SFF ’15 REVIEW: Over Your Dead Body (Takashi Miike)

by Jason Suzuki

If you fire a machine gun at a target you’re guaranteed at least one bulls eye. That is an adage often applied to filmmaker Takashi Miike, and to other filmmakers who put out a movie a year like Woody Allen. Unlike Allen though, Miike does multiple films a year to varying quality. What’s not accounted for is the strength of the Miike’s source material. Arguably one of his strongest works, Audition showcases Miike’s restraint, which doesn’t get much attention, and his abandon of it, which gets all the attention, all in one film. The film comes from a novel written by Coin Locker Babies author Ryu Murakami who I think is a strong writer.

In 2014 Miike came out with three films, all adaptations. Two were from manga and the other from a classic kabuki play. One of these manga adaptations, Mole Song: Undercover Agent Reiji, while very fun at times, feels almost an hour too long thanks to the subplot requirements due to its manga origins and the need of those involved in a film’s production committee to please fanboys. With Over Your Dead Body Miike adapts a classic play, Yotsuya Kaidan, one done so many times in previous films. But from this been-there-done-that source, Miike has fun turning it into an onstage/offstage piece where the characters’ personal lives start to mirror that of the play they are acting in.
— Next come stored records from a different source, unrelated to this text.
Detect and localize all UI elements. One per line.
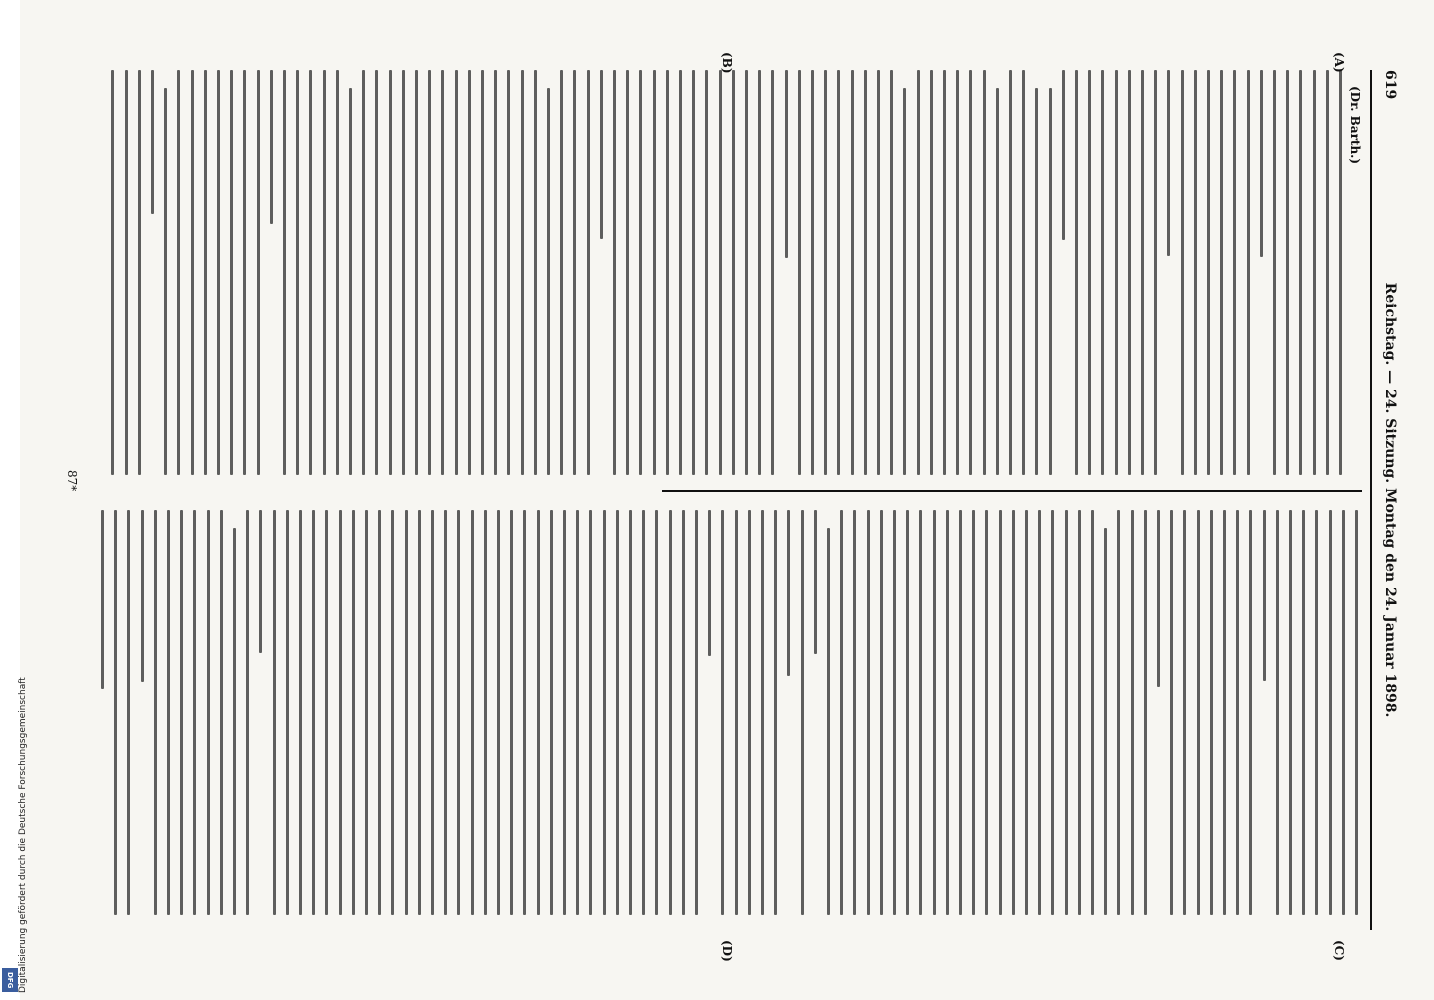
text-line <box>616 510 619 915</box>
text-line <box>1342 510 1345 915</box>
text-line <box>1289 510 1292 915</box>
text-line <box>510 510 513 915</box>
header-page-number: 619 <box>1382 70 1398 100</box>
text-line <box>441 70 444 475</box>
text-line <box>365 510 368 915</box>
margin-mark-d: (D) <box>720 940 734 962</box>
text-line <box>362 70 365 475</box>
text-line <box>1115 70 1118 475</box>
text-line <box>626 70 629 475</box>
text-column-right <box>92 510 1362 920</box>
text-line <box>999 510 1002 915</box>
text-line <box>141 510 144 682</box>
text-line <box>1088 70 1091 475</box>
text-line <box>890 70 893 475</box>
text-line <box>101 510 104 689</box>
column-divider <box>662 490 1362 492</box>
text-line <box>642 510 645 915</box>
text-line <box>983 70 986 475</box>
text-line <box>1220 70 1223 475</box>
text-line <box>339 510 342 915</box>
text-line <box>336 70 339 475</box>
text-line <box>893 510 896 915</box>
text-line <box>191 70 194 475</box>
text-line <box>1117 510 1120 915</box>
text-line <box>468 70 471 475</box>
speaker-label: (Dr. Barth.) <box>1348 86 1362 165</box>
text-column-left <box>92 70 1362 480</box>
text-line <box>428 70 431 475</box>
text-line <box>853 510 856 915</box>
text-line <box>695 510 698 915</box>
text-line <box>1022 70 1025 475</box>
text-line <box>1355 510 1358 915</box>
text-line <box>1101 70 1104 475</box>
text-line <box>125 70 128 475</box>
text-line <box>497 510 500 915</box>
text-line <box>1144 510 1147 915</box>
text-line <box>325 510 328 915</box>
text-line <box>1012 510 1015 915</box>
text-line <box>547 88 550 475</box>
text-line <box>1049 88 1052 475</box>
text-line <box>745 70 748 475</box>
text-line <box>811 70 814 475</box>
text-line <box>735 510 738 915</box>
text-line <box>692 70 695 475</box>
text-line <box>1263 510 1266 681</box>
text-line <box>1167 70 1170 256</box>
text-line <box>1065 510 1068 915</box>
text-line <box>1131 510 1134 915</box>
text-line <box>537 510 540 915</box>
text-line <box>1035 88 1038 475</box>
text-line <box>1326 70 1329 475</box>
text-line <box>296 70 299 475</box>
text-line <box>1157 510 1160 687</box>
text-line <box>217 70 220 475</box>
text-line <box>283 70 286 475</box>
text-line <box>613 70 616 475</box>
text-line <box>299 510 302 915</box>
text-line <box>151 70 154 214</box>
text-line <box>352 510 355 915</box>
text-line <box>560 70 563 475</box>
text-line <box>312 510 315 915</box>
text-line <box>257 70 260 475</box>
text-line <box>405 510 408 915</box>
text-line <box>1154 70 1157 475</box>
text-line <box>959 510 962 915</box>
text-line <box>1170 510 1173 915</box>
text-line <box>840 510 843 915</box>
text-line <box>600 70 603 239</box>
text-line <box>1233 70 1236 475</box>
text-line <box>563 510 566 915</box>
text-line <box>705 70 708 475</box>
text-line <box>956 70 959 475</box>
text-line <box>243 70 246 475</box>
text-line <box>1128 70 1131 475</box>
text-line <box>1299 70 1302 475</box>
text-line <box>1249 510 1252 915</box>
text-line <box>1273 70 1276 475</box>
text-line <box>259 510 262 653</box>
text-line <box>669 510 672 915</box>
text-line <box>969 70 972 475</box>
text-line <box>880 510 883 915</box>
text-line <box>1091 510 1094 915</box>
text-line <box>1313 70 1316 475</box>
text-line <box>787 510 790 676</box>
text-line <box>603 510 606 915</box>
text-line <box>246 510 249 915</box>
text-line <box>230 70 233 475</box>
text-line <box>877 70 880 475</box>
text-line <box>391 510 394 915</box>
text-line <box>207 510 210 915</box>
text-line <box>824 70 827 475</box>
text-line <box>1302 510 1305 915</box>
text-line <box>785 70 788 258</box>
text-line <box>484 510 487 915</box>
text-line <box>946 510 949 915</box>
text-line <box>761 510 764 915</box>
text-line <box>1078 510 1081 915</box>
margin-mark-a: (A) <box>1332 52 1346 73</box>
text-line <box>814 510 817 654</box>
text-line <box>1051 510 1054 915</box>
text-line <box>917 70 920 475</box>
text-line <box>573 70 576 475</box>
text-line <box>972 510 975 915</box>
text-line <box>471 510 474 915</box>
margin-mark-c: (C) <box>1332 940 1346 961</box>
text-line <box>534 70 537 475</box>
signature-mark: 87* <box>65 470 79 492</box>
text-line <box>1276 510 1279 915</box>
text-line <box>1197 510 1200 915</box>
text-line <box>1183 510 1186 915</box>
text-line <box>455 70 458 475</box>
text-line <box>1062 70 1065 240</box>
text-line <box>375 70 378 475</box>
text-line <box>576 510 579 915</box>
digitization-sidebar <box>0 0 28 1000</box>
text-line <box>177 70 180 475</box>
text-line <box>127 510 130 915</box>
text-line <box>309 70 312 475</box>
text-line <box>930 70 933 475</box>
text-line <box>708 510 711 656</box>
text-line <box>193 510 196 915</box>
text-line <box>1141 70 1144 475</box>
text-line <box>154 510 157 915</box>
text-line <box>587 70 590 475</box>
text-line <box>418 510 421 915</box>
text-line <box>494 70 497 475</box>
text-line <box>167 510 170 915</box>
text-line <box>906 510 909 915</box>
text-line <box>1315 510 1318 915</box>
text-line <box>233 528 236 915</box>
text-line <box>933 510 936 915</box>
text-line <box>851 70 854 475</box>
text-line <box>457 510 460 915</box>
text-line <box>550 510 553 915</box>
text-line <box>864 70 867 475</box>
text-line <box>378 510 381 915</box>
text-line <box>655 510 658 915</box>
text-line <box>138 70 141 475</box>
text-line <box>798 70 801 475</box>
text-line <box>1210 510 1213 915</box>
text-line <box>273 510 276 915</box>
text-line <box>837 70 840 475</box>
text-line <box>481 70 484 475</box>
text-line <box>286 510 289 915</box>
text-line <box>1286 70 1289 475</box>
text-line <box>270 70 273 224</box>
text-line <box>629 510 632 915</box>
text-line <box>1075 70 1078 475</box>
text-line <box>867 510 870 915</box>
text-line <box>827 528 830 915</box>
text-line <box>985 510 988 915</box>
text-line <box>507 70 510 475</box>
text-line <box>774 510 777 915</box>
text-line <box>521 70 524 475</box>
text-line <box>444 510 447 915</box>
text-line <box>679 70 682 475</box>
text-line <box>431 510 434 915</box>
text-line <box>111 70 114 475</box>
digitization-credit: Digitalisierung gefördert durch die Deutsche Forschungsgemeinschaft <box>18 677 28 993</box>
text-line <box>1223 510 1226 915</box>
page-header <box>1370 70 1398 930</box>
text-line <box>719 70 722 475</box>
text-line <box>164 88 167 475</box>
text-line <box>748 510 751 915</box>
text-line <box>402 70 405 475</box>
text-line <box>1247 70 1250 475</box>
text-line <box>1009 70 1012 475</box>
text-line <box>1038 510 1041 915</box>
text-line <box>1181 70 1184 475</box>
text-line <box>943 70 946 475</box>
text-line <box>323 70 326 475</box>
text-line <box>1236 510 1239 915</box>
text-line <box>114 510 117 915</box>
text-line <box>415 70 418 475</box>
text-line <box>589 510 592 915</box>
text-line <box>349 88 352 475</box>
text-line <box>996 88 999 475</box>
header-title: Reichstag. — 24. Sitzung. Montag den 24. Januar 1898. <box>1382 282 1398 718</box>
text-line <box>653 70 656 475</box>
text-line <box>1329 510 1332 915</box>
text-line <box>180 510 183 915</box>
text-line <box>1207 70 1210 475</box>
text-line <box>1104 528 1107 915</box>
text-line <box>771 70 774 475</box>
text-line <box>523 510 526 915</box>
text-line <box>732 70 735 475</box>
text-line <box>1260 70 1263 257</box>
text-line <box>682 510 685 915</box>
margin-mark-b: (B) <box>720 52 734 74</box>
text-line <box>1025 510 1028 915</box>
text-line <box>639 70 642 475</box>
text-line <box>220 510 223 915</box>
text-line <box>1194 70 1197 475</box>
dfg-logo: DFG <box>2 968 18 992</box>
text-line <box>758 70 761 475</box>
text-line <box>919 510 922 915</box>
text-line <box>721 510 724 915</box>
text-line <box>389 70 392 475</box>
text-line <box>204 70 207 475</box>
text-line <box>1339 70 1342 475</box>
text-line <box>903 88 906 475</box>
text-line <box>801 510 804 915</box>
text-line <box>666 70 669 475</box>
Still sounds tired? Well what if the majority of the film is the play? We watch excerpts from the performance infused with distant subtext in relation to the non-play characters. We are not just watching a performance of Yotsuya Kaidan but actors putting it on, trapped in whether they are recreating the story or whether the play is just mimicking their lives.

Miike has had recent experience directing a kabuki stage play, which he brings to this film. Over Your Dead Body has all the best qualities of Miike’s work, it constantly fires on all cylinders of what he can do well and mixes them all. His restraint and his knack for extreme violence are showcased in the film. It feels brisk as intellectually you need to be constantly catching up, he tells two parallel tales while showing really only one. Easily his best film since Ninja Kids!!! another film that adapts to become a hyrbrid original/adapted work instead of one that does neither.

Jason Suzuki is co-editor to Cinema Adrift.